In the best of the rest of the news…
The city of Richmond, California is getting serious about helping struggling home owners. Yesterday, Mayor Gayle McLaughlin announced a controversial plan to use eminent doman to address that city’s foreclosure crisis. She said, “After years of waiting on the banks to offer up a more comprehensive fix, or the federal government, we’re stepping into the void to make it happen ourselves.” This week, city officials sent letters to 32 banks, offering to buy underwater home mortgages at a discounted price. If the banks refuse, the letter states that the city of Richmond may use the power of eminent domain to condemn the properties and seize them from the banks at a court-determined fair-market price. Of course, Wall Street opposes the idea, calling it, “unconstitutional, illegal and very bad policy.” But, Mayor McLaughlin said that the goal of city officials is to stabilize the community and prevent additional foreclosures, and several other cities around our nation are considering the measure as well. It may be unconventional, but homeowners in Richmond, California are thrilled to see city leaders going to great lengths to keep residents in their homes.

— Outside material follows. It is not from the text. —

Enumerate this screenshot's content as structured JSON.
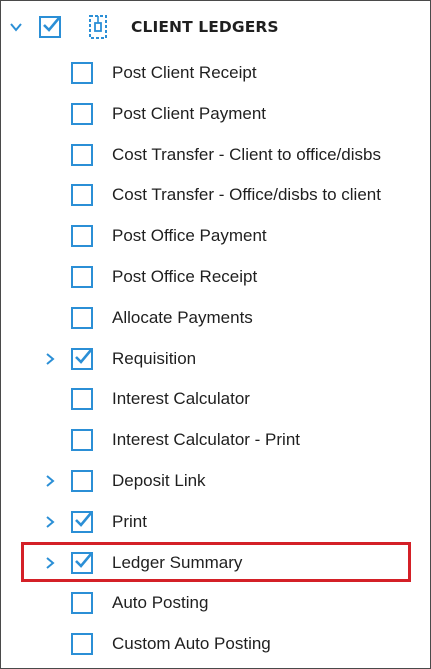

A new report from the Federal Reserve of Dallas estimates the real cost of the 2007-2009 economic meltdown, and the actual number will blow your mind. According to the study, our nation lost between six and 14 TRILLION dollars from the loss of economic output, the steep decline in personal wealth, and from nagging unemployment. And, the authors of this study say that their figure is quite conservative, because less tangible effects of the recession are hard to quanitfy. Yet, even as we learn the true fallout from Wall Street gambling and the housing bubble burst, financial regulators say that they still haven’t enacted the reforms that will prevent it from happening all over again. During a Senate Banking Committee hearing yesterday, the head of the Securities and Exchange Commission, Mary Jo White, said that important protections in the 2010 Dodd-Frank Act “may” be in place “by year-end.” Many Americans are happy to see that a few reasonable regulations will finally put some limits on the banksters, but most are frustrated that it’s taken five years to put those minimal protections in place.
And finally… As the rolls of parents have changed in the past few decades, many more dads have taken to pushing their kids around in a stroller. So, one car maker in the Czech Republic has designed a more manly buggy just for dads. The stroller is equipped with a hydraulic suspension, 20-inch alloy wheels, and a headlight for night-time walks. The car company SKODA dubbed the stroller the “ultimate accessory for new dads.” As of now, the buggy is only a prototype, and there are no plans to start selling it. But, after the company got a huge response over the beefy baby buggy, a spokeswoman said, “you never know, there could be a market for it.”
And that’s the way it is today – Wednesday, July 31, 2013. I’m Thom Hartmann – on the news.